Beyond this, the PartialObservableDeck Component provides a much richer interface to define visibility of each individual item in the Deck to each individual player (a Deck does not need to contain Cards, for example you can have a Deck of Loot tokens, or a Deck of Dice). For this reason, PartialObservableDeck has a VisibilityMode of MIXED_VISIBIILITY.

Hence, when implementing a Game ensure that you:

  1. Mark all Components with their Visibility status. (And use PartialObservableDeck for most situations where information is partially hidden, as it comes with a whole load of useful methods, such as shuffling all hidden items.)
  2. In the _copy(int playerId) method of GS, take care to shuffle/randomise all information that is hidden from the perspective of playerId.
  3. Ensure you provide sufficient public getXXX() methods on the GS so that an AI agent can get the information it needs/wants to make a decision.

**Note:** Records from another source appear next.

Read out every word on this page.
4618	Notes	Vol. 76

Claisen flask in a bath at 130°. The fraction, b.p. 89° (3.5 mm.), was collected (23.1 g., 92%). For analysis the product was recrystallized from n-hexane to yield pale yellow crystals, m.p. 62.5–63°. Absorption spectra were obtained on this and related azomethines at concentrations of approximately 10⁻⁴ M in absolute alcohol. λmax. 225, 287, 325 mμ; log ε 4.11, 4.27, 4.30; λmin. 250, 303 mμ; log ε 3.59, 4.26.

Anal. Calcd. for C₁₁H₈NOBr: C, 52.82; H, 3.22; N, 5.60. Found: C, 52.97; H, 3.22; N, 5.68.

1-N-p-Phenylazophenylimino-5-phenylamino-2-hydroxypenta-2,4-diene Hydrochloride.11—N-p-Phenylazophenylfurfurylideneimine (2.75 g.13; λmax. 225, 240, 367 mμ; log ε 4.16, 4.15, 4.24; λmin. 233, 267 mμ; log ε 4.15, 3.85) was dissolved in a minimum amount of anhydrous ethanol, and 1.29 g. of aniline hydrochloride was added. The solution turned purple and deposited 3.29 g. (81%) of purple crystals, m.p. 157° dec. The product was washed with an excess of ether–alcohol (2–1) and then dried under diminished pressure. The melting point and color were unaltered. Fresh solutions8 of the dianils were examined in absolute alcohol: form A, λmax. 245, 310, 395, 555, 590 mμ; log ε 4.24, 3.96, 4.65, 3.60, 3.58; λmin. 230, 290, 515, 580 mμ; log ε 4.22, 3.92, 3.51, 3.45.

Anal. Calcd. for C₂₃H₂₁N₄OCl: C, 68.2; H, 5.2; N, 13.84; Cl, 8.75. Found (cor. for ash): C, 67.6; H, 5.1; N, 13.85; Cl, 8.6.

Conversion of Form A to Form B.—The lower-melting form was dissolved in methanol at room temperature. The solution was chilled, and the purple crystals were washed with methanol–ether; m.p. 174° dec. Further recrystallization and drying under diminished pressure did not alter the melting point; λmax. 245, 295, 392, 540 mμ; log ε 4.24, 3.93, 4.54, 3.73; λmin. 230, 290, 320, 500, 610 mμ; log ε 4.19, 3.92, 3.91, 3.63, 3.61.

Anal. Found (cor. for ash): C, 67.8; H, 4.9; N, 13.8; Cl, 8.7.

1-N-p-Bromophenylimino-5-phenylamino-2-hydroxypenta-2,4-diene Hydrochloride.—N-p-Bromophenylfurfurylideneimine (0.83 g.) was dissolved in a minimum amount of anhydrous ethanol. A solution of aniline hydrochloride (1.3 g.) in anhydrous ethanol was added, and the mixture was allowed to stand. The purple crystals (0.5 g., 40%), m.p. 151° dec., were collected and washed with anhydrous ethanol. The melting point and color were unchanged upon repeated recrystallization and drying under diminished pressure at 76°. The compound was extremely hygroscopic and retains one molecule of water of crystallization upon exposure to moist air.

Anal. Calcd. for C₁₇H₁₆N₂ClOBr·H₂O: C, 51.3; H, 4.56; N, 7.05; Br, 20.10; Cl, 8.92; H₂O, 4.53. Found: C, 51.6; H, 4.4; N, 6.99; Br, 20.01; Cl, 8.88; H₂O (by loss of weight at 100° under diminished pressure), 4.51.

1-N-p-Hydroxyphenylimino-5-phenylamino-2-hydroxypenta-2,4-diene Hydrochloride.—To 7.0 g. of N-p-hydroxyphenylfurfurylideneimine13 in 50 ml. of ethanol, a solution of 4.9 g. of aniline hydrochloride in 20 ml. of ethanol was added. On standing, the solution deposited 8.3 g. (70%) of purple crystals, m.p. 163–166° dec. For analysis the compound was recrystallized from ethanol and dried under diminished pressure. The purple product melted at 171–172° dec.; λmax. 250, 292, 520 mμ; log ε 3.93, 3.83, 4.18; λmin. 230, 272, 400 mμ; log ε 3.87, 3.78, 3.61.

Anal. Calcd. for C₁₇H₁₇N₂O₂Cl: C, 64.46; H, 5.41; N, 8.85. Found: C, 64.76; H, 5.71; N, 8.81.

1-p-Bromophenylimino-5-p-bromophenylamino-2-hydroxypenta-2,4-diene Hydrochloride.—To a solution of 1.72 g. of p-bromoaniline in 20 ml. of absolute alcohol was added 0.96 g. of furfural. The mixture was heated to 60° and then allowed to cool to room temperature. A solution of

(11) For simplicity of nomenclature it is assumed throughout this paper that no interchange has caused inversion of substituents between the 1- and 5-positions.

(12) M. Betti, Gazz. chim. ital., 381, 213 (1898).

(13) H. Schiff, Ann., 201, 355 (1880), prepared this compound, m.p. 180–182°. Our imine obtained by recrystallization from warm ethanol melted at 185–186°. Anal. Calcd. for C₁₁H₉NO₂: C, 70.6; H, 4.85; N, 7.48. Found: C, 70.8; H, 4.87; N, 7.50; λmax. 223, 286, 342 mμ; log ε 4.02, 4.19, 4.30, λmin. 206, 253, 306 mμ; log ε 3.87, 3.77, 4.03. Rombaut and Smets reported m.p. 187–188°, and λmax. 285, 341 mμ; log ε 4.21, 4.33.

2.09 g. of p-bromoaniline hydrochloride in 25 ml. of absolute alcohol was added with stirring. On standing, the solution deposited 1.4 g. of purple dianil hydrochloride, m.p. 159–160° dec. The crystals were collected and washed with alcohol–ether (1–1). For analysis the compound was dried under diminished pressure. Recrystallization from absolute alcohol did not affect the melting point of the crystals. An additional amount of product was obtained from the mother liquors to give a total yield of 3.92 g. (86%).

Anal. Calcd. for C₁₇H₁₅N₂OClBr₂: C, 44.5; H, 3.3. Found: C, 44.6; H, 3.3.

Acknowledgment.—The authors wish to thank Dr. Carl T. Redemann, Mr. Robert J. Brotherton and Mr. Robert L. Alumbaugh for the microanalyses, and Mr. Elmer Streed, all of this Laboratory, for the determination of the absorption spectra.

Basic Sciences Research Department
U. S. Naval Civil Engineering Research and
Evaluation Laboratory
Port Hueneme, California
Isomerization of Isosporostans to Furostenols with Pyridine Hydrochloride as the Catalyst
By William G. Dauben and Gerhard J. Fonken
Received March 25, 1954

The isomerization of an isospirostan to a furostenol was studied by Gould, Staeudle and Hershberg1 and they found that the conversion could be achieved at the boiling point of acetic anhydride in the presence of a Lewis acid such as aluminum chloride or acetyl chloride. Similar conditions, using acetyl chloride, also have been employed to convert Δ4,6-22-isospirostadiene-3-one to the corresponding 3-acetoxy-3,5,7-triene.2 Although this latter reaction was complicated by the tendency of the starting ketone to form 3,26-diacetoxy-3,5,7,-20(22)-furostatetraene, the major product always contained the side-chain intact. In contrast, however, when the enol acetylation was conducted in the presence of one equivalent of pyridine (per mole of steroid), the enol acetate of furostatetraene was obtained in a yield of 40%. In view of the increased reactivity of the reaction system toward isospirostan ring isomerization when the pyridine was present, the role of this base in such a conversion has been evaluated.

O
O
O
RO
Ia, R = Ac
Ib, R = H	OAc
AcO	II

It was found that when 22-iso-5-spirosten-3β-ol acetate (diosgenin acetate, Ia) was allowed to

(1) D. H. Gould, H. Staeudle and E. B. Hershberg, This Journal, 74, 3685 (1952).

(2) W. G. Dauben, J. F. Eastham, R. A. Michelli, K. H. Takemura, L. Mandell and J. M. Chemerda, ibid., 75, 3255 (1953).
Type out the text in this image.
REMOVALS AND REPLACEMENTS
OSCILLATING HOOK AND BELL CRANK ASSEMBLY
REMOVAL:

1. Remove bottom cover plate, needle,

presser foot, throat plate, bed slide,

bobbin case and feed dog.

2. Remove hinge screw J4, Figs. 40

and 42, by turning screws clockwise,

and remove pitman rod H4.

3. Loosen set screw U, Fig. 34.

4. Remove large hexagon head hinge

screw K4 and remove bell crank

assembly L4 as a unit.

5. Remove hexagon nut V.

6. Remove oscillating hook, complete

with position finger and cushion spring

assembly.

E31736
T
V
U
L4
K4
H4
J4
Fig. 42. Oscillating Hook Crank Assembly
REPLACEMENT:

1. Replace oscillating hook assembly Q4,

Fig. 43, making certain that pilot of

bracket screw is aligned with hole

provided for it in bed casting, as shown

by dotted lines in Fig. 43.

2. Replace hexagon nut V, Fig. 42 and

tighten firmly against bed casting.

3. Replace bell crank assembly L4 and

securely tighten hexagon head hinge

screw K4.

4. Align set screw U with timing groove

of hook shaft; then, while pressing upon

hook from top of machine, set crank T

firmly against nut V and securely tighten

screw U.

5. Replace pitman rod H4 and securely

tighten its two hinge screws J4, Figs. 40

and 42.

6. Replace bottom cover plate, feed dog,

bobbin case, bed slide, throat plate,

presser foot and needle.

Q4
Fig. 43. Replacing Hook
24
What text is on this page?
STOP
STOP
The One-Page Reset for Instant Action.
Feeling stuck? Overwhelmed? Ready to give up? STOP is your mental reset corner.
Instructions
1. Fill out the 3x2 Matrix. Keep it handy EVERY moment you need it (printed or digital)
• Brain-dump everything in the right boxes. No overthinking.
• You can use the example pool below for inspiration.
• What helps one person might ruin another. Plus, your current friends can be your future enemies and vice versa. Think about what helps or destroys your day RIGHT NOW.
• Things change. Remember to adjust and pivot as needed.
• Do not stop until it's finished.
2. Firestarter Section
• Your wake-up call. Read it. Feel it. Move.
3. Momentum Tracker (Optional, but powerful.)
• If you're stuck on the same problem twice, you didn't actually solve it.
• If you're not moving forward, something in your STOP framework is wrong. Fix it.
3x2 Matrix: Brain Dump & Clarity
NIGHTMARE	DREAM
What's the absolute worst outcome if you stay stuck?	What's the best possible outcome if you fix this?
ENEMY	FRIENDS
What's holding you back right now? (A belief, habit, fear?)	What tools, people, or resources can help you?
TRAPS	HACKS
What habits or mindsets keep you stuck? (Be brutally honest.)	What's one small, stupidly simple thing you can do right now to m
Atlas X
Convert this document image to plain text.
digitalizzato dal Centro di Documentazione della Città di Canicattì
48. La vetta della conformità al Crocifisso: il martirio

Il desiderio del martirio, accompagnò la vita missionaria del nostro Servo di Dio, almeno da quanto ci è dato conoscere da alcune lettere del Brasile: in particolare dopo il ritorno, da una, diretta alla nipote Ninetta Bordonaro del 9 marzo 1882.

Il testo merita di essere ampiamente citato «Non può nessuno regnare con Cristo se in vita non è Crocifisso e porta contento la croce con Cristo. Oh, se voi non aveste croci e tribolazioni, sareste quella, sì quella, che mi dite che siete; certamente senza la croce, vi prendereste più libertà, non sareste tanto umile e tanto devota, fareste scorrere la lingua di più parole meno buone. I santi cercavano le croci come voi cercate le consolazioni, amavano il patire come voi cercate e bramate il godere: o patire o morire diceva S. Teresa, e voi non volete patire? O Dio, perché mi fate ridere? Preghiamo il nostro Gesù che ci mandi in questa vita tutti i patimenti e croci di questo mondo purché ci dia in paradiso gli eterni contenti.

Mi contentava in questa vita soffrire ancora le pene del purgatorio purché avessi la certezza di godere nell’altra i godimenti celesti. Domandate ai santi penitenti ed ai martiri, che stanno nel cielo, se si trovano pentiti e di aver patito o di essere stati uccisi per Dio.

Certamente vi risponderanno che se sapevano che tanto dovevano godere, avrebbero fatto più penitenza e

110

When implementing an Agent:

  1. Remember that although you can interrogate GS to see hidden information in an opponent’s hand or elsewhere, this is entirely random.
  2. If you want to get another determinisation, you can call _copy(playerId) again. This for example is what Information Set MCTS does on each iteration.

Points to Note

There are a few flies in the ointment (or opportunities for future work):

  • AbstractGameState retains a History of all actions taken so far. This History is written from the perspective of the player taking the action and may therefore refer to information hidden to others. The purpose of the History is to ease debugging and GUI display, and not to be used to define the state. For this reason the History is wiped when redeterminising a state in a competition.
  • Currently there is no facility to define a specific reduced information set for an item; it is either known or unknown. This is an issue for future development, probably via an enhancement to PartialObservableDeck. An example this would be required for is Hanabi, where we may know that a card is Blue, but not exactly which Blue card.
  • The redeterminisation of a GS does not need to result in a ‘likely’ set of data, just a theoretically possible one. There is no mechanism to apply a non-uniform posterior distribution that takes account, for example, of previous actions (in Poker a high bid is more likely to indicate good cards…this is completely ignored, and the redeterminisation may give two Aces to the player who just folded).
  • There are currently limited options to tweak the internals of a GS by an Agent as a default - if for example an AI Agent wants to enforce its own calculate posterior distribution over hidden information. This is entirely down to the game implemention.